Pre- Mother’s Day discussion

I’m sure somehow this is a controversial topic, and I don’t care! I want to talk a little bit about mothers, good and bad. And since I want to discuss bad mothers too, I have decided to not post this one on Mother’s Day!

I feel that would be in poor taste.


Let’s just get the bad mother talk out of the way first!

Now if you’ve read some of my previous stuff, I don’t hide the fact that I had a bad mother. The woman that birthed me was a bad person, and an even worse mother. I haven’t seen her in 20 years. I don’t plan on changing that.

It is of my personal opinion, that bad people, stem from bad mothers… now maybe that isn’t always true, but I truly think it is. When I say “bad mother” I mean that she was either, neglectful, absent, abusive, and/or mentally unstable, which could cause all of those things.

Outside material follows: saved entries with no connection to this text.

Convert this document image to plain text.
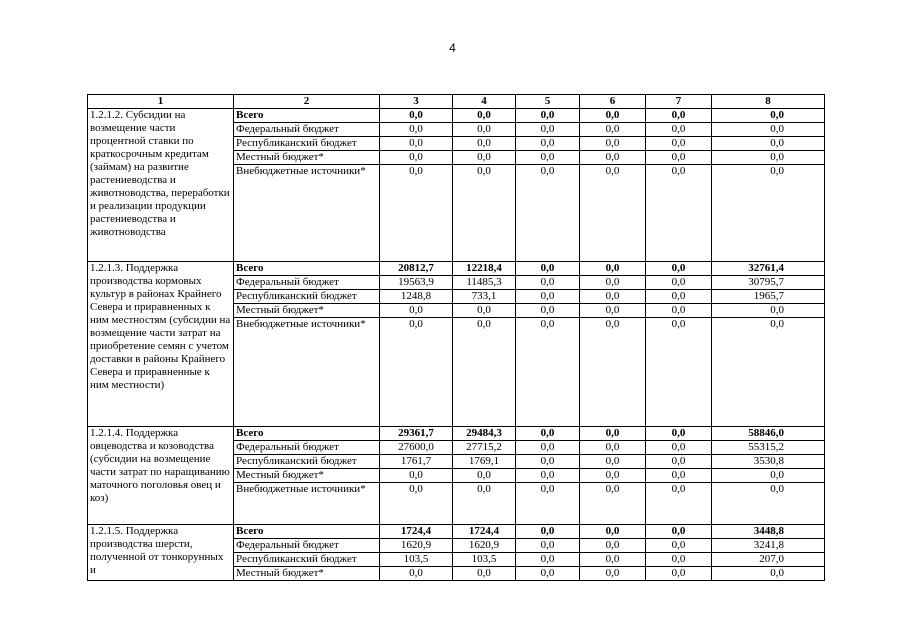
4
1	2	3	4	5	6	7	8
1.2.1.2. Субсидии на возмещение части процентной ставки по краткосрочным кредитам (займам) на развитие растениеводства и животноводства, переработки и реализации продукции растениеводства и животноводства	Всего	0,0	0,0	0,0	0,0	0,0	0,0
	Федеральный бюджет	0,0	0,0	0,0	0,0	0,0	0,0
	Республиканский бюджет	0,0	0,0	0,0	0,0	0,0	0,0
	Местный бюджет*	0,0	0,0	0,0	0,0	0,0	0,0
	Внебюджетные источники*	0,0	0,0	0,0	0,0	0,0	0,0
1.2.1.3. Поддержка производства кормовых культур в районах Крайнего Севера и приравненных к ним местностям (субсидии на возмещение части затрат на приобретение семян с учетом доставки в районы Крайнего Севера и приравненные к ним местности)	Всего	20812,7	12218,4	0,0	0,0	0,0	32761,4
	Федеральный бюджет	19563,9	11485,3	0,0	0,0	0,0	30795,7
	Республиканский бюджет	1248,8	733,1	0,0	0,0	0,0	1965,7
	Местный бюджет*	0,0	0,0	0,0	0,0	0,0	0,0
	Внебюджетные источники*	0,0	0,0	0,0	0,0	0,0	0,0
1.2.1.4. Поддержка овцеводства и козоводства (субсидии на возмещение части затрат по наращиванию маточного поголовья овец и коз)	Всего	29361,7	29484,3	0,0	0,0	0,0	58846,0
	Федеральный бюджет	27600,0	27715,2	0,0	0,0	0,0	55315,2
	Республиканский бюджет	1761,7	1769,1	0,0	0,0	0,0	3530,8
	Местный бюджет*	0,0	0,0	0,0	0,0	0,0	0,0
	Внебюджетные источники*	0,0	0,0	0,0	0,0	0,0	0,0
1.2.1.5. Поддержка производства шерсти, полученной от тонкорунных и	Всего	1724,4	1724,4	0,0	0,0	0,0	3448,8
	Федеральный бюджет	1620,9	1620,9	0,0	0,0	0,0	3241,8
	Республиканский бюджет	103,5	103,5	0,0	0,0	0,0	207,0
	Местный бюджет*	0,0	0,0	0,0	0,0	0,0	0,0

Not all people that had bad moms turn out bad, but I think all bad people, most likely came from a bad mother.

I personally can’t tell you what it feels like to be loved my your mom. I never had that. I never had my mom to run to when I got hurt, I just dealt with the pain on my own. I couldn’t crawl in bed with her after a nightmare, because I felt more secure and safe staying in my own bed. My mother taught me nothing but distrust, and how to take care of myself at the age of 5.

She never hugged me, or cuddled me, never brushed my hair, never played with me, and rarely ever even spoke to me.

Being a mother myself now, I can’t even fathom how she could have done that to us. It’s baffling.

All I ever want to do is snuggle my babies and smother them in love every single second of the day. My life would be so empty without them, and the thought of any mother feeling differently…. Well it really hurts me. It breaks my heart, because I remember the lack of motherly love. And I get sad because even as an adult, I so desperately wish I knew what it would have felt like,

And knowing I never will.

I plan on a part two of this discussion to talk up all the great mamas out there, because you’re there, I see you!!

Don’t take your wonderful mama for granted friend.